We just have to not kill our way out of this because that’s not going to address it. We need to stop those attacks that are in train but we also have to address some of those underlying factors and conditions. I’m not saying that poverty causes somebody to become a terrorist, or a lack of governance, but they certainly do allow these terrorist organizations to grow and they take full advantage of those opportunities.

To summarize, the war on terrorism is working, compared to inaction or other policies. But, the American people should expect it to continue for millennia, or as long as lethal technologies and mass communication remain available to evil people.

Post a Comment 5 Comments

  • Posted by Samantha

    Director Brennan’s statement about the importance of development in combatting terrorism alludes to the need for practitioners who can navigate the space between development and US national security. It seems to me that these fields most often work separately. Defense policy could be more effective with greater engagement in development.

  • Posted by Adam

    Fascinating to observe how such a debate continues around the same misnomer: the “War on Terror”. You cannot make war on a strategy. More worryingly, you cannot make war if you aren’t honest about who the enemy is.

    The enemy is sunni islamic terrorist networks in so far as these threaten U.S. interests. Post-9/11 these movements have grown and nowhere more so than in Iraq. The 2003 invasion was the wrong call, and has set the U.S. back in so far as IS has become much more powerful than AQ ever was. So, the U.S. is not winning the war. Under Obama the U.S. is trying to get out of the ME and leave its allies to fight these wars with some U.S. support. Good for America? Maybe.

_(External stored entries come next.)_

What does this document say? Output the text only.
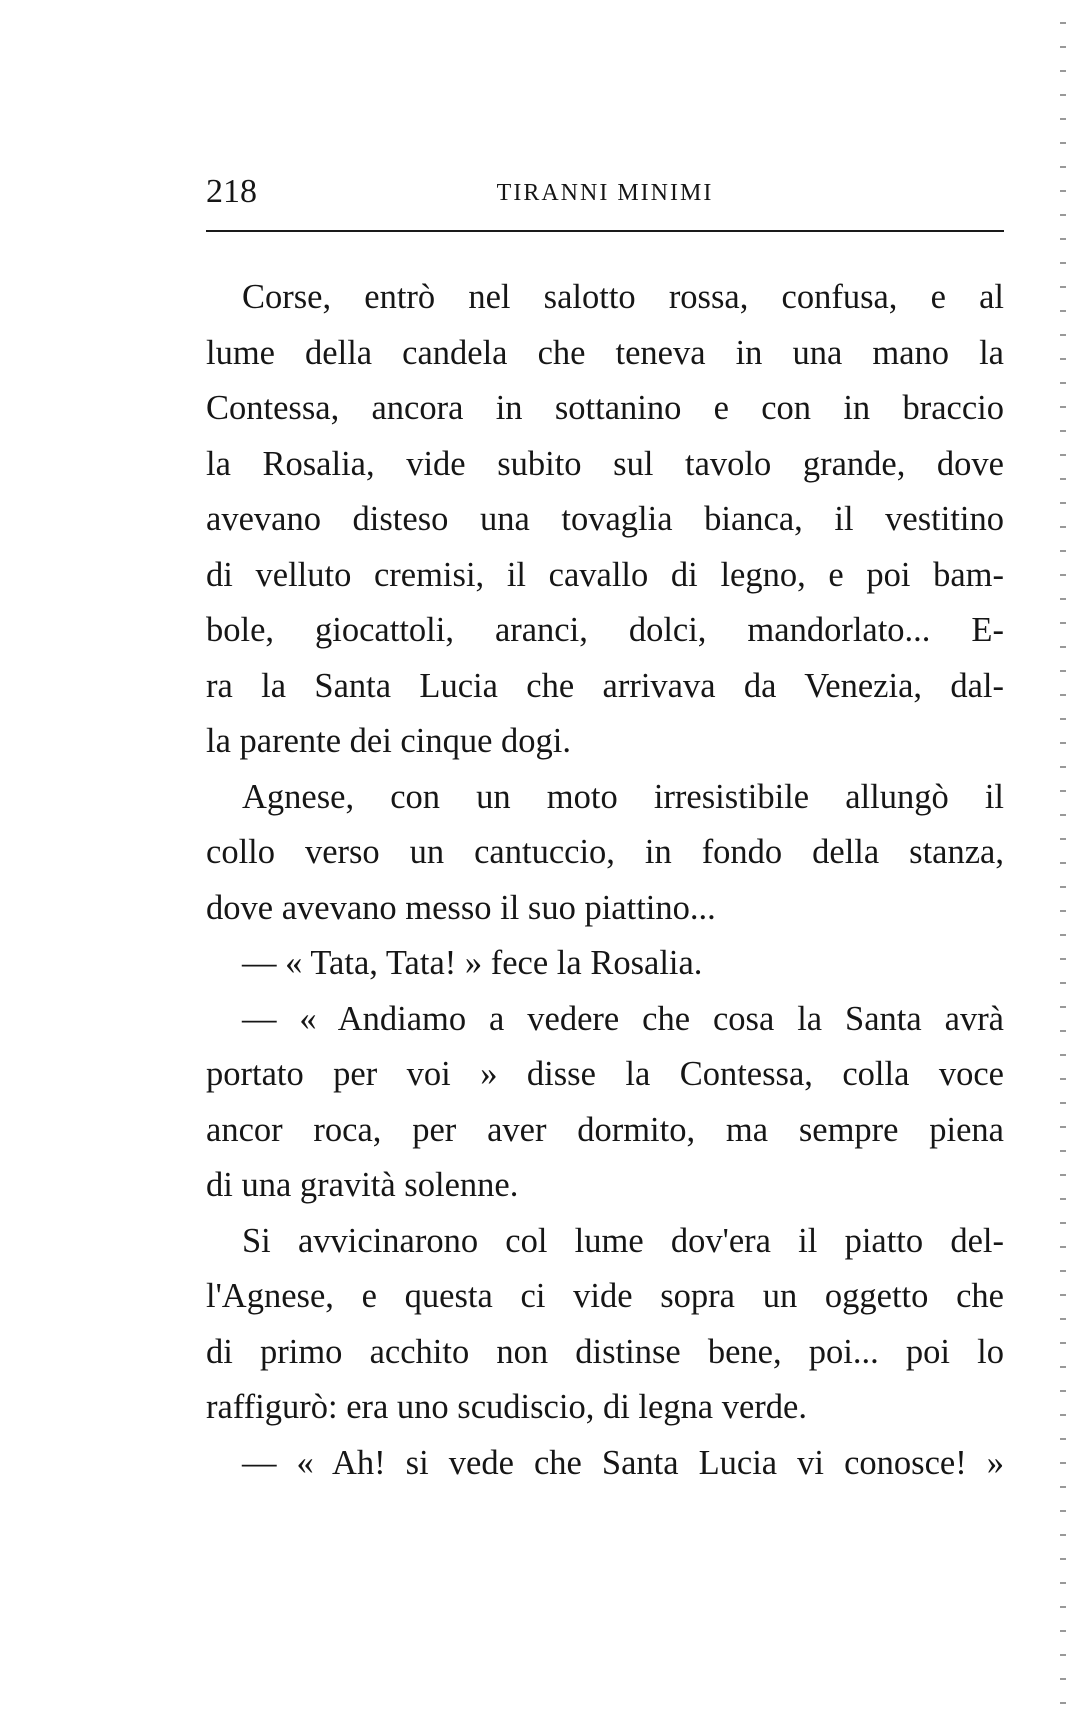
218	TIRANNI MINIMI
Corse, entrò nel salotto rossa, confusa, e al
lume della candela che teneva in una mano la
Contessa, ancora in sottanino e con in braccio
la Rosalia, vide subito sul tavolo grande, dove
avevano disteso una tovaglia bianca, il vestitino
di velluto cremisi, il cavallo di legno, e poi bam-
bole, giocattoli, aranci, dolci, mandorlato... E-
ra la Santa Lucia che arrivava da Venezia, dal-
la parente dei cinque dogi.
Agnese, con un moto irresistibile allungò il
collo verso un cantuccio, in fondo della stanza,
dove avevano messo il suo piattino...
— « Tata, Tata! » fece la Rosalia.
— « Andiamo a vedere che cosa la Santa avrà
portato per voi » disse la Contessa, colla voce
ancor roca, per aver dormito, ma sempre piena
di una gravità solenne.
Si avvicinarono col lume dov'era il piatto del-
l'Agnese, e questa ci vide sopra un oggetto che
di primo acchito non distinse bene, poi... poi lo
raffigurò: era uno scudiscio, di legna verde.
— « Ah! si vede che Santa Lucia vi conosce! »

Good for the allies? Not so much.

  • Posted by Jose

    After multiple tours in Iraq and Afghanistan I can say without a doubt that when we were there, there was progress. The people in these regions where insurgents/terrorist or what you would want to call them generally lived in fear. These “people,” aren’t the problem, the problem lies in the true believer and the power of violence. In addition, the financial portfolios of key groups gives them a key advantage as well as understanding the cultures in the area for continued growth. This is where the U.S. made a mistake in Iraq, withdrawing and leaving the country vulnerable and as such opportunist took advantage of an unstable geo-political environment.

  • Posted by ebeny

    Brennan says

    “There is evil in the world and some people just want to kill for the sake of killing.” “…the American people should expect it to continue for millennia or as long as lethal technologies and mass communication remains available to evil people.”

    Brennan recognizes that there is “evil” in the world and seems to suggest that the only way we could have Islamic evil attacks stopped is by ensuring that “lethal technologies and mass communication” are not “available to evil people”??? No.

    The source of evil and the real solution to it is summarized for us in John 10:10 in the Bible. Added to that is the stoppage of Allah-worship or -invocation by a section of Christendom (Exodus 23:13; 1 Corinthians 10:14). There are other measures but what I’ve referred to is basic. Take it serious.

  • Posted by atomicangel

    The real reason that the terrorists attack us and everyone else is because we are in their lands and supporting their enemy. Has anyone in the government ever thought that maybe if we pulled out of the middle east and let them do what they want there things would be different?